她的父母是在婚前不就才得知男孩是个孤儿,奈何生米煮成熟饭,到这个时候说什么都晚了,老一辈的人只能祈祷她以后会过上好日子。
老一辈的人的担心并不是多余的,两口子过日子并不是过家家,柴米油盐,都是需要钱的,而两个年纪不到二十岁的年轻人能养活自己已是不易,随着大女儿的出生,也难免有拌嘴的时候,所幸,无论怎样,女儿的降临给新生的家庭带来了活力。
后来,小女儿也出生了,面临生活的压力,大男孩也并不是以前的大男孩了,她觉得他变了很多,孩子的奶粉钱都是四处借的,她却发现自己的男人开始了赌博,在游戏厅里玩起了老虎机。
生活的困苦,婚姻中出现的一系列的矛盾,大男孩的反常生活等等,把她折磨的疲惫不堪。都是年轻人,没有说不出口的话,两口子决定分道扬镳,也注定是分道扬镳,毕竟还是年轻人。
大女儿在娘家由她的父母帮忙照料,如今已经八岁了。小女儿在大男孩家里,他的婶婶帮忙带着,现在也六岁了。而两个年轻人,又各自选择了自己的生活,对他们来说,这场婚姻,也只是过了个家家。
再后来,那个大男孩怎么样,我却无从得知。

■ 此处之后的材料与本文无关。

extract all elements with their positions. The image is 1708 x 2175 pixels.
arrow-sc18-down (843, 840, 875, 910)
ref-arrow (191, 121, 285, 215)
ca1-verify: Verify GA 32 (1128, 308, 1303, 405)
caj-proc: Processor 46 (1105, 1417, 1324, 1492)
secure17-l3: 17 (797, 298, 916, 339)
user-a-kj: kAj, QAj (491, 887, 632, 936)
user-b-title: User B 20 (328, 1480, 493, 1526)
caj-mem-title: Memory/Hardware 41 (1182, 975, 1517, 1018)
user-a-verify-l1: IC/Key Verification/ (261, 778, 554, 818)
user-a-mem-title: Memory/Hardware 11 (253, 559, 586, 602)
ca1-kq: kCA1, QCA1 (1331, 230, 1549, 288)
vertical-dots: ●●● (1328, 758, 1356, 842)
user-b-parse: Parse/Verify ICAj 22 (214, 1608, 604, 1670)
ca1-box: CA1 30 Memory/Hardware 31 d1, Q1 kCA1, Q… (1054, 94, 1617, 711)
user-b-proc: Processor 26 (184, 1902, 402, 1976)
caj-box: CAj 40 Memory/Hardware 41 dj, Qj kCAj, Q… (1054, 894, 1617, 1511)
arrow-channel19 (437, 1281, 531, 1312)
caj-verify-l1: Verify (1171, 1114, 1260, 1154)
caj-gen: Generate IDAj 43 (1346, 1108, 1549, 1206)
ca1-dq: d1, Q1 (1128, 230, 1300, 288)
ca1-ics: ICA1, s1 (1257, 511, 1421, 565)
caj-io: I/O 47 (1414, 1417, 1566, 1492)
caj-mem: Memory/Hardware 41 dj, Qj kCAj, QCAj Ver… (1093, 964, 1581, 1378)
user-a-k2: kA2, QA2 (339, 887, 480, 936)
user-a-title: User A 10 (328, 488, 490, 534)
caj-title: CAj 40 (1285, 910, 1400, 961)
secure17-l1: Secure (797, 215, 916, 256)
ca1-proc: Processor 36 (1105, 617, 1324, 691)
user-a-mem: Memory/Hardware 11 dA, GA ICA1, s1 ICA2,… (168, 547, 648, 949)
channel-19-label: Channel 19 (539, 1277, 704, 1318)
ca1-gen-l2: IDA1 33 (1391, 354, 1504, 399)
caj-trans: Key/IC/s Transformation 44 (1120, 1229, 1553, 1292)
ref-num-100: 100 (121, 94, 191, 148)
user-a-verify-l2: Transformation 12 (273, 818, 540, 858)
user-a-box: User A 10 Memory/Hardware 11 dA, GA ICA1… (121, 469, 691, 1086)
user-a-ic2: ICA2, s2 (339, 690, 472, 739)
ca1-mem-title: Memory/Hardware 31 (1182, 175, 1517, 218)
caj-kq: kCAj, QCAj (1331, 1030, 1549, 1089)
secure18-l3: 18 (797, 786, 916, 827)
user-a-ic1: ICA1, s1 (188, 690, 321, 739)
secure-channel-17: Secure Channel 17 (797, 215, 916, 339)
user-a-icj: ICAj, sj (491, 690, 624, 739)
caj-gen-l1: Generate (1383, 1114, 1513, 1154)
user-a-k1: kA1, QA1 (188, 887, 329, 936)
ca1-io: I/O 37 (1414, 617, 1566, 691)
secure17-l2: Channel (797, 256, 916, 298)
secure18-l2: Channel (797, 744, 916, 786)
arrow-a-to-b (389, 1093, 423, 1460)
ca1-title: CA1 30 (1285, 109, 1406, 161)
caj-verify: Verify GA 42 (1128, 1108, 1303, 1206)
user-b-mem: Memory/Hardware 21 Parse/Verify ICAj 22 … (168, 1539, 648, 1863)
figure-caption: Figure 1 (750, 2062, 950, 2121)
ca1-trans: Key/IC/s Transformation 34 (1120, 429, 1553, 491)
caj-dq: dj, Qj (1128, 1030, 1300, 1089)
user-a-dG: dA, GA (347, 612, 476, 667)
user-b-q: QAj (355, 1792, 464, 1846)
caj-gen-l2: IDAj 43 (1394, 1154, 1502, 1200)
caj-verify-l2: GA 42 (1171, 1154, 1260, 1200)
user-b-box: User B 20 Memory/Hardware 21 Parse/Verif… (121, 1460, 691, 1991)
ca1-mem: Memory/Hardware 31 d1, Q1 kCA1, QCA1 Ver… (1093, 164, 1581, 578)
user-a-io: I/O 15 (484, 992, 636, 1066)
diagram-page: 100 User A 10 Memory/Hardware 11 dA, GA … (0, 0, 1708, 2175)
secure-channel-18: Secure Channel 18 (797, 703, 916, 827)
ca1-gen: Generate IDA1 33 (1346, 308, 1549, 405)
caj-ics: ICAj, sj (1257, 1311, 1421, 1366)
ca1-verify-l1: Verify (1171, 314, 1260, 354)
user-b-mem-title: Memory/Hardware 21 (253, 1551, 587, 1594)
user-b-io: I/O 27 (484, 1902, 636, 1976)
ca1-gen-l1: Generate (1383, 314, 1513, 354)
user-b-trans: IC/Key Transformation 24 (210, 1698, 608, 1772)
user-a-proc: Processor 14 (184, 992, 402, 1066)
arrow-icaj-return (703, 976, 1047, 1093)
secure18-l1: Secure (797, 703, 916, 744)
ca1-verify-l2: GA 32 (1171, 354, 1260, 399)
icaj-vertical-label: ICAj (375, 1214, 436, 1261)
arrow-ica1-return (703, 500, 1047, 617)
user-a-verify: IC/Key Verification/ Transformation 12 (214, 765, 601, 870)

倒是她,我年前倒是见了一次,如今已经嫁了人,在山东省的一个普通的镇子里,丈夫是一个大学生,右腿有点瘸。现在两口子已经有了一个男孩,丈夫又在镇子里开了个五金店,生意还不错,自然这个小家庭的小日子也是不错的。
天终究是会亮的,毕竟黑夜总会过去。命运之轮终将扭转,过程有多辛酸,黎明的曙光就会有多么耀眼,好好珍惜这平和的日子。
岁月不急不缓,你我终将长大,长大的日子里,不妨多花些时间,认真的,慢慢的寻求另一半……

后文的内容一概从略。